Раньше я не знал, что значит тревожное пробуждение по ночам и мучительные раздумья: а что же дальше? Какие бы пути и лазейки я ни искал, все сводилось в основном к вопросу быта — стоило ли менять тюрьму на колонию самообслуживания? Нам предоставили кажущуюся свободу, которая парализует и съедает нервы. Наш крошечный народ вроде как полноправный хозяин в своем государстве. Государство — это карьер, края которого заминированы, а грузовой лифт управляем лишь сверху. В тюрьме узник находился среди узников, все подчинялись режиму, здесь же мы можем делать все, что нам заблагорассудится. Не ропщите, что ваши возможности ограничены! У тех, кто в камере, вообще нет никакого выбора. Жизненного пространства здесь относительно много и уйма всякого хлама, в котором можно рыться. Ненавидеть и любить нам тоже позволено. Всякое недовольство от лукавого. Гляди-ка, чтобы поднять наш дух и внести в нашу жизнь некое разнообразие, на шею нам свалился посланник из внешнего мира. Незадачливый планерист, похоже, никак не уразумеет здешних порядков. Вероятно, в газетах не сообщалось об эксперименте с нами. Оно и правильнее. Каждый может найти оковы как в своей душе, так и в обычаях и среде, где он обитает. Только большей частью это не осознается.
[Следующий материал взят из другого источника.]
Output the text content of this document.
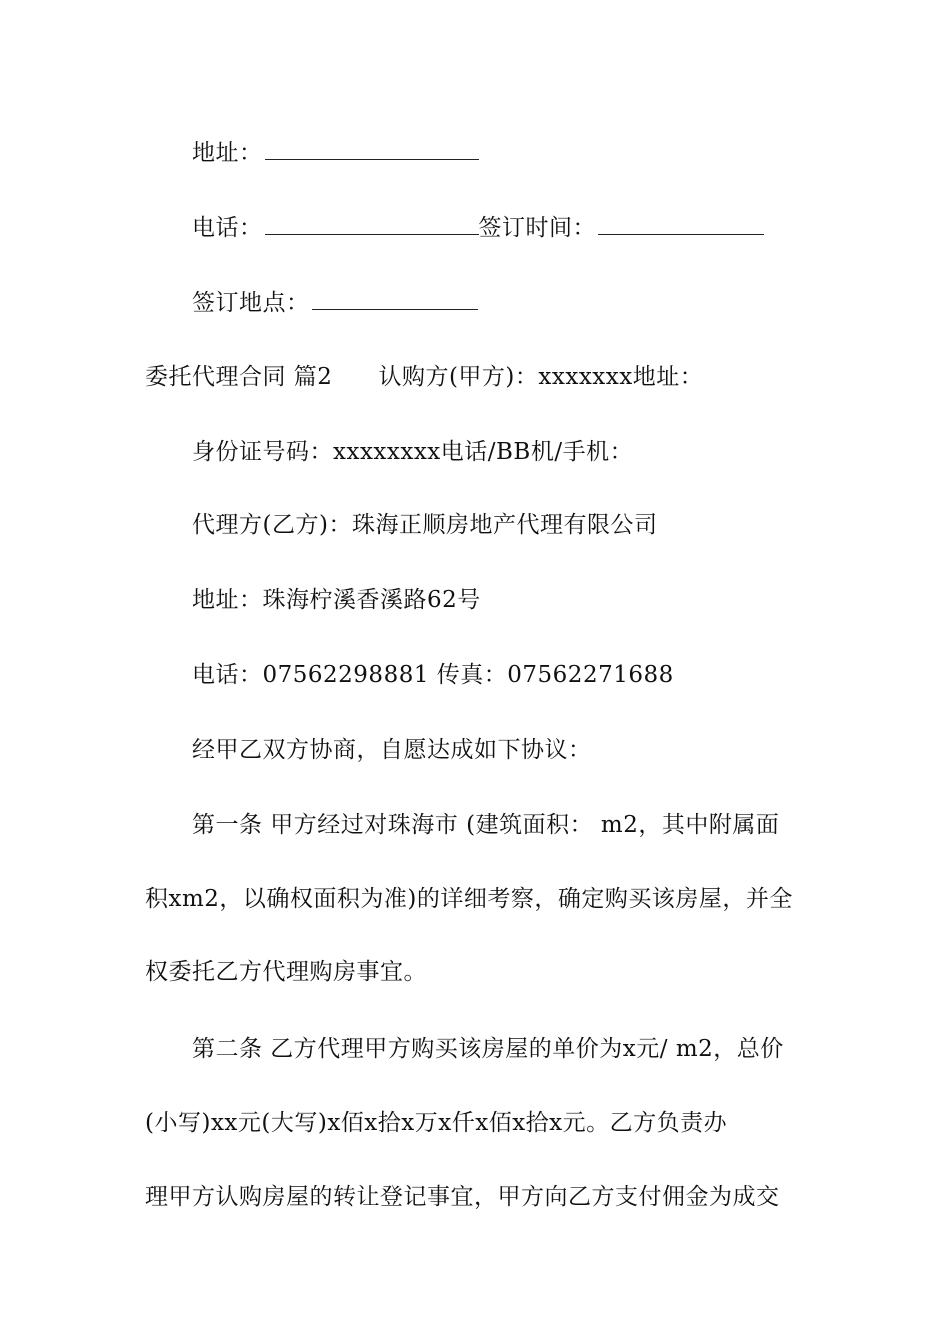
地址：
电话：	签订时间：
签订地点：
委托代理合同 篇2 认购方(甲方)：xxxxxxx地址：
身份证号码：xxxxxxxx电话/BB机/手机：
代理方(乙方)：珠海正顺房地产代理有限公司
地址：珠海柠溪香溪路62号
电话：07562298881 传真：07562271688
经甲乙双方协商，自愿达成如下协议：
第一条 甲方经过对珠海市 (建筑面积： m2，其中附属面
积xm2，以确权面积为准)的详细考察，确定购买该房屋，并全
权委托乙方代理购房事宜。
第二条 乙方代理甲方购买该房屋的单价为x元/ m2，总价
(小写)xx元(大写)x佰x拾x万x仟x佰x拾x元。乙方负责办
理甲方认购房屋的转让登记事宜，甲方向乙方支付佣金为成交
Разумеется, мы могли бы придумать разные способы, чтобы избавиться от угнетенного состояния. Устраивать драки, плести интриги, сдружиться, привязаться к кому-то, делить сферы влияния. Но нет стимула, потому что характеры не совпадают и нет точек соприкосновения. Искать ссоры просто так было бы банально. Во имя чего махать кулаками у кого-то под носом? Неизвестно, к чему это приведет. Ущемленные люди могут со временем стать особенно злыми.
Самоизоляция с привкусом свободы, пожалуй, все же гораздо более суровая мера наказания, нежели тюрьма. Когда торчишь в камере, чувствуешь себя мучеником. Можно ненавидеть охранника, громыхающего связкой ключей. Можно выражать недовольство по поводу питания и предъявлять жалобы администрации и министерству юстиции. Можно отправиться на лечение в тюремную больницу. В обычной тюрьме существует враждебный полюс, который здесь, к сожалению, отсутствует. Никто тебя не охраняет, никто не командует, еда такая, какую соблаговолишь себе заказать, да и поле деятельности найдется. Это уж наше личное дело, что мы так по-идиотски проводим время. Перебираем мусорные горы! Кем я стал? Чернорабочим! Во имя чего я работаю? Ведь никакой же цели нет. В нашем государстве деньги ничего не стоят. Работой мы убиваем время. Внушаем себе, что старые колымаги, выволоченные из груд рухляди, представляют для нас интерес. Стоянка полна машин, ожидающих, чтобы их завели, мы могли бы пуститься в путь — но куда?